20 seconds pushups – as many as you can push yourself to do

20 seconds rest

20 seconds crunches – as many as you can do

20 seconds rest

Repeat Set A once more.

Rest  – 2 minutes

End of workout.

The above workout is a lighter edition with longer rest periods and easier exercises we are familiar with. It looks extremely easy to do but it is not. Imagine sprinting your lungs out for 20 seconds, and resting for only another twenty before you start pushing your body weight off the ground for as many times as you can. That’s not easy.

Another common thought is the HIIT is just like circuit training. That is correct; it is a type of circuit training, since it is an interval-based workout.
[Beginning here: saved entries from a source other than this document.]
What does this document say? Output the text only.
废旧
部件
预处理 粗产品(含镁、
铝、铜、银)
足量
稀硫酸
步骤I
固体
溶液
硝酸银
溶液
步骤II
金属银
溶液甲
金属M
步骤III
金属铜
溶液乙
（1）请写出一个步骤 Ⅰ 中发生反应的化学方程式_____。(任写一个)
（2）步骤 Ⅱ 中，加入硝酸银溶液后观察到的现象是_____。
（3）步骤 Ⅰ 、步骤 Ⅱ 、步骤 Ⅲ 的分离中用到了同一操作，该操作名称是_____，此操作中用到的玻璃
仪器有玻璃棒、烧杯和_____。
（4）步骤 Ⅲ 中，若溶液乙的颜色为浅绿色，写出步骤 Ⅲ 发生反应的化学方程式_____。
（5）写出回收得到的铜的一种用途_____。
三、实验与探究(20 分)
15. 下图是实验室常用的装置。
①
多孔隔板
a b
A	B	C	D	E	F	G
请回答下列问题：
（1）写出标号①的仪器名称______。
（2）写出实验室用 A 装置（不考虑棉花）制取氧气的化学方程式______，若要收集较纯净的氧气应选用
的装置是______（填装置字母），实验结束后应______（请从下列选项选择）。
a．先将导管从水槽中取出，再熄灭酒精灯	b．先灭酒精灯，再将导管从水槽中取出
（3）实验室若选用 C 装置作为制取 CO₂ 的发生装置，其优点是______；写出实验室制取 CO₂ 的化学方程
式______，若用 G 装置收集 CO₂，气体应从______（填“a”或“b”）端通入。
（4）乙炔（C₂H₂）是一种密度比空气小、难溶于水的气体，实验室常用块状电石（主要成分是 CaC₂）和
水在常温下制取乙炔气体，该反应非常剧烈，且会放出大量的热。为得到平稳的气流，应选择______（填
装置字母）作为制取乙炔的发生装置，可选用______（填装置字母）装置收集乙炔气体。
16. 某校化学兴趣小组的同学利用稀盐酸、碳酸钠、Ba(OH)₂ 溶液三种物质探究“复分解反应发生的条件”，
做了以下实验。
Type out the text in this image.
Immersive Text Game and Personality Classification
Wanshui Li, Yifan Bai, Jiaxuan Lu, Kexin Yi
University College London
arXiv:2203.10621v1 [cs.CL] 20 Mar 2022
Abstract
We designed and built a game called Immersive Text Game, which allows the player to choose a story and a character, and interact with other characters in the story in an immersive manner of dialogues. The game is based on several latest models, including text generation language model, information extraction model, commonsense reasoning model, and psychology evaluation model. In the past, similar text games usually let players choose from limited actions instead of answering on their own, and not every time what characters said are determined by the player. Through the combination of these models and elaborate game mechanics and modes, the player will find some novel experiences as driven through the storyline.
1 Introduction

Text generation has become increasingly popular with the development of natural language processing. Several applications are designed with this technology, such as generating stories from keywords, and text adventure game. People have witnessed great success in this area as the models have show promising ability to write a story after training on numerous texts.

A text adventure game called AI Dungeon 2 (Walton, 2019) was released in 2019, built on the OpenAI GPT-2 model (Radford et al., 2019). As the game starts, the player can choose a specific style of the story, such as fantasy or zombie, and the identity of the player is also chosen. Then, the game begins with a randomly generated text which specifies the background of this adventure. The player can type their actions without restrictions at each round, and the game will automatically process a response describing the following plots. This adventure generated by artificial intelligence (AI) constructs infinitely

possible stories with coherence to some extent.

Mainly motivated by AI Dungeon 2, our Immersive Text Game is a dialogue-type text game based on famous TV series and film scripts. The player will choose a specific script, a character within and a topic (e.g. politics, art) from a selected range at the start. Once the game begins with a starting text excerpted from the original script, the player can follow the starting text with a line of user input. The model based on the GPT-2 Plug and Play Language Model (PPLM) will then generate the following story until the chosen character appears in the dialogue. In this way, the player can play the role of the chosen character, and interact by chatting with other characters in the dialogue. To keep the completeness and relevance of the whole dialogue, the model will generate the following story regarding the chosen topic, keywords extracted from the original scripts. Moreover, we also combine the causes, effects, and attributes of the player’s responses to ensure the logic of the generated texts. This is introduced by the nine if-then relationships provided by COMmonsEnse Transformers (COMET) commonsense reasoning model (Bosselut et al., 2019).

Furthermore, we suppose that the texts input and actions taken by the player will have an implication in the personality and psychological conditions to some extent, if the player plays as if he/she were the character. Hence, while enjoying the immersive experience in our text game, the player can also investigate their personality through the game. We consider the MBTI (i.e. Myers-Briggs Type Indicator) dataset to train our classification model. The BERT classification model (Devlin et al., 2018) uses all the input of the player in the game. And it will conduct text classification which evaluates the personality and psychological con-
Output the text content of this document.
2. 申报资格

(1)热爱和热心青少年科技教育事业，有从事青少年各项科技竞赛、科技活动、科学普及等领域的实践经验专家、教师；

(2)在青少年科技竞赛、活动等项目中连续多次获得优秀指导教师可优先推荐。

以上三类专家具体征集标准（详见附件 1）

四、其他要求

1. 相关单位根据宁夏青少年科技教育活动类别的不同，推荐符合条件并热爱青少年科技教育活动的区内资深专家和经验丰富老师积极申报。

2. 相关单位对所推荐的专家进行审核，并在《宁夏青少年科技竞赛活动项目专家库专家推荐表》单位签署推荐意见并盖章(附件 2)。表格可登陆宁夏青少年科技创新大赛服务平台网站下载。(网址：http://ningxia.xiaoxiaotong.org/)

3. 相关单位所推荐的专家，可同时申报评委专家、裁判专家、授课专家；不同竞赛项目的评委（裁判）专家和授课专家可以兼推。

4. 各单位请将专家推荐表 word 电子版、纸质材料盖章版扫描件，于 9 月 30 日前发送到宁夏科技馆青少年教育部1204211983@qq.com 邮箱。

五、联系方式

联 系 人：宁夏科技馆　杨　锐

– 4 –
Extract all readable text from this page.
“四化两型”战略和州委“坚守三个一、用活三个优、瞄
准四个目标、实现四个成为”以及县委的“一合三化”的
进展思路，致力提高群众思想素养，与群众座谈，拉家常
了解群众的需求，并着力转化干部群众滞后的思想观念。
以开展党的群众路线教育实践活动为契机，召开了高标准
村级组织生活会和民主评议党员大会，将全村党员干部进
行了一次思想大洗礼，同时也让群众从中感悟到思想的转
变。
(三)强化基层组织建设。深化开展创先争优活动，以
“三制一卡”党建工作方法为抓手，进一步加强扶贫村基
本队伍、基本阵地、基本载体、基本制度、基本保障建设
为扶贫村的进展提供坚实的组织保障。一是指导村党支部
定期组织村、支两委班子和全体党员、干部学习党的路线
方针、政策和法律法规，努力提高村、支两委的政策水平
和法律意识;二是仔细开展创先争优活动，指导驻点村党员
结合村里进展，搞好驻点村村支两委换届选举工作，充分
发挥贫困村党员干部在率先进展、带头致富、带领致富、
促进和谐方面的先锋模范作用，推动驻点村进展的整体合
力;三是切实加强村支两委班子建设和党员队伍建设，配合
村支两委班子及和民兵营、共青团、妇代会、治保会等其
Circuit training is strength training with little or no rest in between. HIIT incorporates cardio in the workout with intervals for rest. The other difference is intensity – circuit training can be done at medium intensity, HIIT pushes for maximum effort during each exercise.

HIIT is not for everyone

Due to its intensity, HIIT is not for everyone. If you are just starting to exercise again, regulate your activity to ensure your body and fitness level slowly moves into an acceptable condition for a workout.  It is extremely important to get your doctor’s opinion before embarking on any form of relatively strenuous activity, especially if you have an existing medical condition. If you need any assistance to start a fitness program, a fitness trainer can help you with that.

Even if you have been brisk-walking or going on weekend hikes frequently, modify the exercises and extend the workout-to-rest ratio (the above workout has a 1:1 workout-rest ratio but a typical HIIT session would be at 2:1. This means you half the rest duration and complete more sets.)

Remember the two golden mantras to weight loss:

1) Burn more calories than you consume, and
2) Lose weight steadily for a healthier you!

Good luck, and take your first step towards being healthy again today!